Increasingly, you'll be confronted by a high-tech Western model, known as a Washlet, with a control panel to one side. It's usually impossible to find the flush button, and instead you'll hit the temperature control, hot-air dryer or, worst of all, the bidet nozzle, resulting in a long metal arm extending out of the toilet bowl and spraying you with warm water

Some general pointers
It's quite normal to see men urinating in the streets in Japan, but blowing your nose in public is considered extremely rude - just keep sniffing until you find somewhere private. In this very male, strictly hierarchical society, men always take precedence over women; don't expect doors to be held open for you or seats vacated. Although meticulously polite within their own social group, the Japanese relish pushing and shoving on trains or buses. However, you should never respond by getting angry or showing aggression , as this is considered a complete loss of face. By the same token, don't make your opinions too forcefully or contradict people outright; it's more polite to say "maybe" than a direct "no".

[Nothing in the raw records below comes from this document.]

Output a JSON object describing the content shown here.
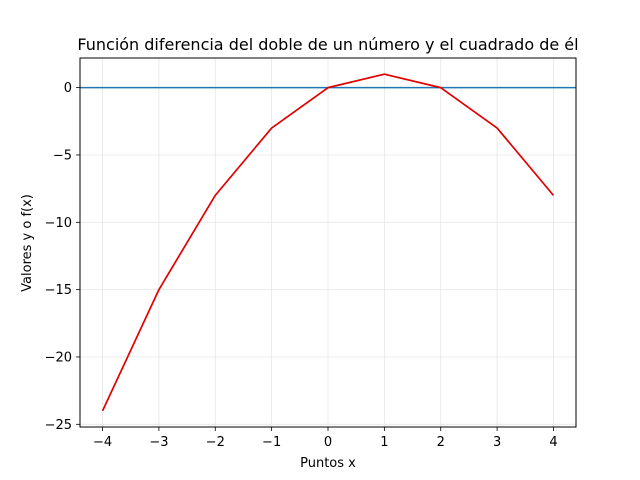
{
  "chart_data": {
    "type": "line",
    "title": "Función diferencia del doble de un número y el cuadrado de él",
    "xlabel": "Puntos x",
    "ylabel": "Valores y o f(x)",
    "xlim": [
      -4.4,
      4.4
    ],
    "ylim": [
      -25.2,
      2.2
    ],
    "x_ticks": [
      -4,
      -3,
      -2,
      -1,
      0,
      1,
      2,
      3,
      4
    ],
    "x_tick_labels": [
      "−4",
      "−3",
      "−2",
      "−1",
      "0",
      "1",
      "2",
      "3",
      "4"
    ],
    "y_ticks": [
      0,
      -5,
      -10,
      -15,
      -20,
      -25
    ],
    "y_tick_labels": [
      "0",
      "−5",
      "−10",
      "−15",
      "−20",
      "−25"
    ],
    "grid": true,
    "series": [
      {
        "x": [
          -4,
          -3,
          -2,
          -1,
          0,
          1,
          2,
          3,
          4
        ],
        "y": [
          -24,
          -15,
          -8,
          -3,
          0,
          1,
          0,
          -3,
          -8
        ],
        "color": "#e00000"
      }
    ],
    "horizontal_lines": [
      {
        "y": 0,
        "color": "#1f77b4"
      }
    ]
  }
}
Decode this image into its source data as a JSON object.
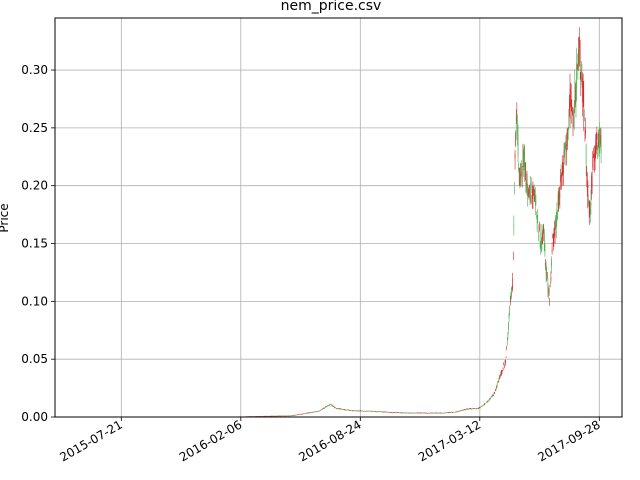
{
  "chart_data": {
    "type": "candlestick",
    "title": "nem_price.csv",
    "xlabel": "",
    "ylabel": "Price",
    "x_type": "date",
    "xlim": [
      "2015-04-01",
      "2017-11-05"
    ],
    "ylim": [
      0.0,
      0.345
    ],
    "x_ticks": [
      "2015-07-21",
      "2016-02-06",
      "2016-08-24",
      "2017-03-12",
      "2017-09-28"
    ],
    "y_ticks": [
      "0.00",
      "0.05",
      "0.10",
      "0.15",
      "0.20",
      "0.25",
      "0.30"
    ],
    "grid": true,
    "up_color": "#4caf50",
    "down_color": "#d62728",
    "series": [
      {
        "name": "",
        "points": [
          [
            "2015-04-01",
            0.0003
          ],
          [
            "2015-06-01",
            0.0003
          ],
          [
            "2015-09-01",
            0.0002
          ],
          [
            "2015-12-01",
            0.0002
          ],
          [
            "2016-02-01",
            0.0003
          ],
          [
            "2016-03-15",
            0.0008
          ],
          [
            "2016-05-01",
            0.0012
          ],
          [
            "2016-06-15",
            0.005
          ],
          [
            "2016-07-05",
            0.011
          ],
          [
            "2016-07-15",
            0.0075
          ],
          [
            "2016-08-10",
            0.0055
          ],
          [
            "2016-09-15",
            0.005
          ],
          [
            "2016-10-15",
            0.004
          ],
          [
            "2016-11-15",
            0.0035
          ],
          [
            "2016-12-15",
            0.0035
          ],
          [
            "2017-01-10",
            0.0035
          ],
          [
            "2017-02-01",
            0.0045
          ],
          [
            "2017-02-20",
            0.007
          ],
          [
            "2017-03-10",
            0.0075
          ],
          [
            "2017-03-25",
            0.013
          ],
          [
            "2017-04-05",
            0.02
          ],
          [
            "2017-04-15",
            0.035
          ],
          [
            "2017-04-25",
            0.05
          ],
          [
            "2017-05-02",
            0.1
          ],
          [
            "2017-05-06",
            0.115
          ],
          [
            "2017-05-10",
            0.23
          ],
          [
            "2017-05-13",
            0.255
          ],
          [
            "2017-05-18",
            0.2
          ],
          [
            "2017-05-25",
            0.225
          ],
          [
            "2017-06-02",
            0.19
          ],
          [
            "2017-06-10",
            0.2
          ],
          [
            "2017-06-16",
            0.17
          ],
          [
            "2017-06-22",
            0.15
          ],
          [
            "2017-06-27",
            0.16
          ],
          [
            "2017-07-02",
            0.12
          ],
          [
            "2017-07-07",
            0.105
          ],
          [
            "2017-07-12",
            0.15
          ],
          [
            "2017-07-18",
            0.17
          ],
          [
            "2017-07-25",
            0.2
          ],
          [
            "2017-08-01",
            0.225
          ],
          [
            "2017-08-06",
            0.25
          ],
          [
            "2017-08-10",
            0.27
          ],
          [
            "2017-08-15",
            0.26
          ],
          [
            "2017-08-20",
            0.285
          ],
          [
            "2017-08-25",
            0.32
          ],
          [
            "2017-08-30",
            0.29
          ],
          [
            "2017-09-04",
            0.255
          ],
          [
            "2017-09-08",
            0.2
          ],
          [
            "2017-09-12",
            0.175
          ],
          [
            "2017-09-17",
            0.215
          ],
          [
            "2017-09-22",
            0.23
          ],
          [
            "2017-09-27",
            0.245
          ],
          [
            "2017-10-01",
            0.23
          ]
        ]
      }
    ]
  }
}
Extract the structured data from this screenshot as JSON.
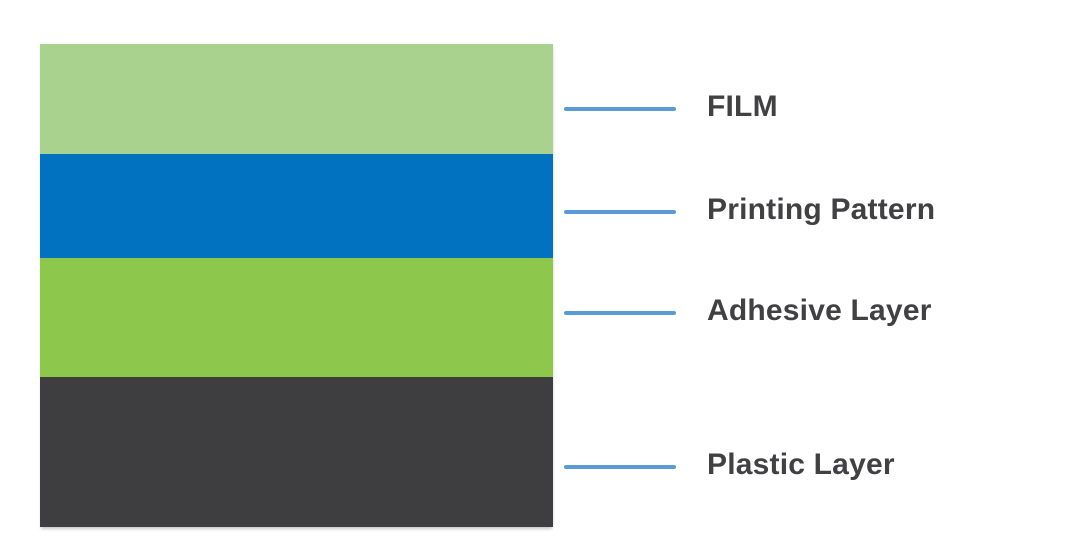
{
  "diagram": {
    "background": "#ffffff",
    "connector_color": "#5b9bd5",
    "label_color": "#414042",
    "layers": [
      {
        "label": "FILM",
        "color": "#a9d28e"
      },
      {
        "label": "Printing Pattern",
        "color": "#0072bf"
      },
      {
        "label": "Adhesive Layer",
        "color": "#8dc84d"
      },
      {
        "label": "Plastic Layer",
        "color": "#3e3e40"
      }
    ]
  }
}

The meaning of "yes" and "no" can in themselves be a problem, particularly when asking questions . For example, if you say "Don't you like it?", a positive answer means "Yes, I agree with you, I don't like it", and "No" means "No, I don't agree with you, I do like it". To avoid confusion, try not to ask negative questions - stick to "Do you like it?". And if someone seems to be giving vague answers, don't push too hard unless it's important. There's a good chance they don't want to offend you by disagreeing or revealing a problem.

Finally, you'll be excused for not sitting on your knees, Japan-style, on the tatami mats. It's agony for people who aren't used to it, and many young Japanese now find it uncomfortable. If you're wearing trousers, sitting cross-legged is fine; otherwise, tuck your legs to one side.